A major new survey of the career paths of young scientists has found that the postdoctoral fellowship, not the Ph.D., has become the testing ground for many who aspire to academic positions. The growing importance of the postdoc phase obligates universities and federal agencies to do a better job of nurturing this important but historically invisible segment of the scientific community and monitoring the quality of the training provided, concludes the report in tomorrow's Science (p. 1533). The study accompanies a 20-page special section on the status of postdocs around the world and efforts to improve their professional standing (pp. 1513 to 1532).
Maresi Nerad and Joseph Cerny, graduate school administrators at the University of California, Berkeley, tracked down almost 6000 Ph.D.s in six fields from 61 U.S. universities whose degrees were awarded during a 3-year period in the 1980s to learn about their career progression. They found that the prevalence of postdoc positions often deferred long-term goals: In biochemistry, for example, the average researcher was tenured at age 39, after spending nearly 4 years as a postdoc, with 40% doing multiple stints. Overall, almost twice as many Ph.D.s do a postdoc now as was the case 30 years ago, and it lasts almost 50% longer. "It's a short-term positive way to support research," says Nerad, "but it may be a negative strategy in the long run. Is a postdoc that lasts more than 2 or 3 years really necessary as additional training" to be a professor?

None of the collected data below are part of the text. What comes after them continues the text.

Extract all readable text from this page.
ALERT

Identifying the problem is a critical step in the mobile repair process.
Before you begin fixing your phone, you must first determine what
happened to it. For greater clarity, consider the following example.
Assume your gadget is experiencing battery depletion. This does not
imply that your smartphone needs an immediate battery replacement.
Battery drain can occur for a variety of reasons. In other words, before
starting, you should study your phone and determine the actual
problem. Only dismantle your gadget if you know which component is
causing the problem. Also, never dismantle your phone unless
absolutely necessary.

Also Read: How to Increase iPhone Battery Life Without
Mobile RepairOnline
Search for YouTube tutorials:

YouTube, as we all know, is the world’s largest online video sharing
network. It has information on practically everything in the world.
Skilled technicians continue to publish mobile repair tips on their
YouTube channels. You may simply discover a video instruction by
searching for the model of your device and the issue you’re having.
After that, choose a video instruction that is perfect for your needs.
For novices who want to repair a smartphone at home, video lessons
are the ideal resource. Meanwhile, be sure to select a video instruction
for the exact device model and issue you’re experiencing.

The authors suggest that universities adopt policies to regulate the treatment of postdocs, including designating "a central authority for postdoc affairs," placing more emphasis on career development, and setting a maximum of 5 years at the postdoc level. They also propose a national review of the problems facing two-scientist couples in hopes that solving them may allow the country to take "greater advantage" of this talent pool.